Кроме заметок для рассказа "Пехотинцы", я привез из этой поездки одно сильно задевшее мои чувства письмо, о котором речь пойдет дальше, и одну подробную запись в блокноте – разговор с Афанасием Матвеевичем Свириным, замполитом 308-й стрелковой дивизии, которой командовал генерал Гуртьев, один из героев Сталинграда, убитый при взятии Орла.
Я не раз перечитывал эту запись много лет спустя, работая над романами о войне. То, как мне рассказывал тогда замполит дивизии о своем погибшем командире, кажется мне характерным для отношений, складывавшихся на войне между людьми в этих двух должностях в тех случаях, когда один из них был настоящим командиром, а другой – настоящим комиссаром; не в должностном, а во внутреннем значении этого слова.

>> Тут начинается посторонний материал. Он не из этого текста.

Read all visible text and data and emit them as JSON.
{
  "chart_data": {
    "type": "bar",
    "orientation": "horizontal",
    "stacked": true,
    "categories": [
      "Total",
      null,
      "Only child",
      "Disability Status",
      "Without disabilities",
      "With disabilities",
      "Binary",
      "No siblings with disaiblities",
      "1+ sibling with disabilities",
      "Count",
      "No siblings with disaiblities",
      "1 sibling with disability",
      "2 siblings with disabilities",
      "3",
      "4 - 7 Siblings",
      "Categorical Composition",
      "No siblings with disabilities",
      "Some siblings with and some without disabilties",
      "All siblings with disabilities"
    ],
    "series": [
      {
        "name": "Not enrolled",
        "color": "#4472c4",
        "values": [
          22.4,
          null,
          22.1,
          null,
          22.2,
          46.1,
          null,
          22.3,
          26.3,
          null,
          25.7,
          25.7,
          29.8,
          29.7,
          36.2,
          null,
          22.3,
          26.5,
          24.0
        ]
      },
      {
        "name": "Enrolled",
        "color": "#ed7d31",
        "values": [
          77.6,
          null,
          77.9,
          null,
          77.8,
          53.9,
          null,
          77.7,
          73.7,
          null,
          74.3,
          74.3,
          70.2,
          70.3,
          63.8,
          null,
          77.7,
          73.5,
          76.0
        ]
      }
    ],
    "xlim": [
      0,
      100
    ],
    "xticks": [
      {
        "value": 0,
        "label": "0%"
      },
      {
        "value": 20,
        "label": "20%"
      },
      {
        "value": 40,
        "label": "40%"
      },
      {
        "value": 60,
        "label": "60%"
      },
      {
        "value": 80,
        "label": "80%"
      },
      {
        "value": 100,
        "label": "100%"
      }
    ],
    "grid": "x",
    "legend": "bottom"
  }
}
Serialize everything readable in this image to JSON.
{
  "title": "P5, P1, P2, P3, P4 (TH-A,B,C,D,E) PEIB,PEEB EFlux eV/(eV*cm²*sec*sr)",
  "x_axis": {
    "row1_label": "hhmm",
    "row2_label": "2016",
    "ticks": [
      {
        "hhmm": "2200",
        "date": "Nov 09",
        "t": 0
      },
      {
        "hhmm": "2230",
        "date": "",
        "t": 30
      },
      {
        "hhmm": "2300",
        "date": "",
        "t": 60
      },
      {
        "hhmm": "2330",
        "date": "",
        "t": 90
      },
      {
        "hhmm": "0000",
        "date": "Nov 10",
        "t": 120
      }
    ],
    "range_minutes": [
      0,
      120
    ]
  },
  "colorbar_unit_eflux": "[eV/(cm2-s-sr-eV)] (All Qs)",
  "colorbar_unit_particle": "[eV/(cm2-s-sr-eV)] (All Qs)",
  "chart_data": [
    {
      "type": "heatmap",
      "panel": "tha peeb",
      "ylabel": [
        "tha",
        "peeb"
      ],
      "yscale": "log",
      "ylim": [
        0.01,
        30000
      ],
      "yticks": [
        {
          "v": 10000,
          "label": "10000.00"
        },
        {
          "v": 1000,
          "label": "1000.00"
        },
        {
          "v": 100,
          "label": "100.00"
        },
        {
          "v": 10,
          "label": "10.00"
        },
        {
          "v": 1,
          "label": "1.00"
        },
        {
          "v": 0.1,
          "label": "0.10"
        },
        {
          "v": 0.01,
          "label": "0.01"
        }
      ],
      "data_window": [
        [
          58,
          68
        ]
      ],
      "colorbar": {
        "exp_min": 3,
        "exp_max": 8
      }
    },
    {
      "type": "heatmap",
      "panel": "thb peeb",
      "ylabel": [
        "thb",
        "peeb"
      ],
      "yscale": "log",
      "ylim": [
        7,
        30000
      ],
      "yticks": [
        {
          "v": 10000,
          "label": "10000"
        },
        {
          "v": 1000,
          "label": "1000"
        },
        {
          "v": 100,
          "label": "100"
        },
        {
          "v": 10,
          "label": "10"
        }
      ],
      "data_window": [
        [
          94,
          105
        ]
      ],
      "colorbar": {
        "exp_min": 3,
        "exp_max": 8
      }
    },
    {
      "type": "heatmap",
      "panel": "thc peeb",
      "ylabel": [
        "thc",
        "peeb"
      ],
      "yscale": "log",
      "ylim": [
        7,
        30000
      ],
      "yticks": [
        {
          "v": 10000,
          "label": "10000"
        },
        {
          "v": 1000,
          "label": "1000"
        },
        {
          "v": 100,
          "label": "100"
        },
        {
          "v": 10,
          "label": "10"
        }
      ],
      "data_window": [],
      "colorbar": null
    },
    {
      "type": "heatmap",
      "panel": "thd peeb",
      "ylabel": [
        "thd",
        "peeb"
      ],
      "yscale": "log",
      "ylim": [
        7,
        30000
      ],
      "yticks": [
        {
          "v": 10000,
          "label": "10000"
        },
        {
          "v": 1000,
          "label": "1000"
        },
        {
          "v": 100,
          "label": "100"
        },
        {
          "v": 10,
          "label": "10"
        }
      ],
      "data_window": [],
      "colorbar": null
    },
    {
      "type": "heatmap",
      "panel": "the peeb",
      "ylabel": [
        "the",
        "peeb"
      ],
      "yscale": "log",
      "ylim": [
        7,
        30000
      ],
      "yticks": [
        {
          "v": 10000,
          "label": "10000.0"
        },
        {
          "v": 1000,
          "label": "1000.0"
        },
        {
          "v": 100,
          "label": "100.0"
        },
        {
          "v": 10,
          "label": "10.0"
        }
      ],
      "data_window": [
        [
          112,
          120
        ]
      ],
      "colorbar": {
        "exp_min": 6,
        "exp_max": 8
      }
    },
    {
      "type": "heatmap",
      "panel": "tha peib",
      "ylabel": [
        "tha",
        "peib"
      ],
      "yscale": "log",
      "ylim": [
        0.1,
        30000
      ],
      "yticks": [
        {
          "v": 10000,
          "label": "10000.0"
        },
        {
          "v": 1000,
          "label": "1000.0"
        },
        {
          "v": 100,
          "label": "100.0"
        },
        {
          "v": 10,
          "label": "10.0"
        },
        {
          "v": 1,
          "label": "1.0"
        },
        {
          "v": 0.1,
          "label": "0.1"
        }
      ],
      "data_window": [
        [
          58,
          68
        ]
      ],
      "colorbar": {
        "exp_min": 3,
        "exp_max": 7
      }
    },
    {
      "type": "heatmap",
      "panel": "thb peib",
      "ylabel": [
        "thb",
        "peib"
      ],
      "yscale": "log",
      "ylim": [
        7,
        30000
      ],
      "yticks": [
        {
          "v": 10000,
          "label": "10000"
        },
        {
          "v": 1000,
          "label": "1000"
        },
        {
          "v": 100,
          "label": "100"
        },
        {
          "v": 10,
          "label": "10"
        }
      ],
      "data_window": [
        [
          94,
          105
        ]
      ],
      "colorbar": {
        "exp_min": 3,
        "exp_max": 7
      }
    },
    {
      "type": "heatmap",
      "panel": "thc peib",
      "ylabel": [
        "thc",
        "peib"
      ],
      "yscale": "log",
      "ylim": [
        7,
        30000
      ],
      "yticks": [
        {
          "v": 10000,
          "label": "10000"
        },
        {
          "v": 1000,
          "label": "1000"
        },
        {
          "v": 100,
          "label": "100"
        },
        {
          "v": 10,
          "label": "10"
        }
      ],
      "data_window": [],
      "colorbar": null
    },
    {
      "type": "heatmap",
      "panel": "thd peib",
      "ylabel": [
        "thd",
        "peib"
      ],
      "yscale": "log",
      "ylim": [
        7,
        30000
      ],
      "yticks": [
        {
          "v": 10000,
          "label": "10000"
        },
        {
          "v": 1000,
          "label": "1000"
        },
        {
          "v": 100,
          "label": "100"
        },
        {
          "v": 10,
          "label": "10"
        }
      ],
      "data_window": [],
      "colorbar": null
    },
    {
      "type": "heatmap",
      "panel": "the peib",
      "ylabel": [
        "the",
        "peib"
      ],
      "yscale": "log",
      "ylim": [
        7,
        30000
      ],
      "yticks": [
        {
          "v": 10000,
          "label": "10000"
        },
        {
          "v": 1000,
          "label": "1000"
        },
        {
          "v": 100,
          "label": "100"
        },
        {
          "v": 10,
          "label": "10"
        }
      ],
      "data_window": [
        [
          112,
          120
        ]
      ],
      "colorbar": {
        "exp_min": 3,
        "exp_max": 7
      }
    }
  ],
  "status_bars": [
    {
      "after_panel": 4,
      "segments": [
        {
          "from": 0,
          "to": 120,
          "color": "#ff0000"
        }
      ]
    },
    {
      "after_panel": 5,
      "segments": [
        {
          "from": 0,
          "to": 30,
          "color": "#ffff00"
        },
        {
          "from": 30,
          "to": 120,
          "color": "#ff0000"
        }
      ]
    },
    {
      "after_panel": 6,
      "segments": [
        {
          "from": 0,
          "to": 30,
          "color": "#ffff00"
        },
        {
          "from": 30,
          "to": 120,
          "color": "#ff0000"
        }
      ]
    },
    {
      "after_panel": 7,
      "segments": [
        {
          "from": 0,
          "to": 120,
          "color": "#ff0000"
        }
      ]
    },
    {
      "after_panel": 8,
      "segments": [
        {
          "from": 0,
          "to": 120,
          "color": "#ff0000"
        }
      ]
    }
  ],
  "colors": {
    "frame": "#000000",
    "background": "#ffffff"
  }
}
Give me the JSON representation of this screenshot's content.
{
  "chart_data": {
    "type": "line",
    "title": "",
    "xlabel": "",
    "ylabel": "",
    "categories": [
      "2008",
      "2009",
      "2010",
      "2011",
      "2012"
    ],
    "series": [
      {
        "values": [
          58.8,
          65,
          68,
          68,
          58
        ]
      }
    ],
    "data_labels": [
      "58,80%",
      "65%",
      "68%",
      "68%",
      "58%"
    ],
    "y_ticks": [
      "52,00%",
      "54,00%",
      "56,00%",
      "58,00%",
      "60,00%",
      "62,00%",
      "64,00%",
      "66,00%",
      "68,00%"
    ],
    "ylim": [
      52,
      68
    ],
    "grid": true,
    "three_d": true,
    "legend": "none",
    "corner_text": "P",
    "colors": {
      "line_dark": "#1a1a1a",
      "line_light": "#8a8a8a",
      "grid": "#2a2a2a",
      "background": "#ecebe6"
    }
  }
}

"…Леонтий Николаевич Гуртьев, 52 года. Сухой, худощавый, чрезмерно скромный, молчаливый. Выступать не любил и говорить не умел, хотя был культурным человеком, особенно с военной стороны. Спокойный и выдержанный, был смел и лично, и в своих решениях. Коли сказал – так уж будет настаивать!
Приехал на фронт из Сибири в сентябре 42-го года. Независимо от обстановки не представлял себе отступления и не держал его в мыслях. Когда у завода "Баррикады" командир батальона просил у него разрешения отойти, сказал ему: "Не могу разрешить этого ни тебе, ни себе". Скромный и честный. Вы знаете, как иногда на фронте бывает? Доложит сосед командующему: мол, мои впереди, соседи – сзади. А это неправда! Говорю ему: "Леонтий Николаевич, пойдите к командующему, опровергните". – "Зачем? Раз правда на моей стороне, что ж докладывать? Все равно все так и есть, как есть на самом деле".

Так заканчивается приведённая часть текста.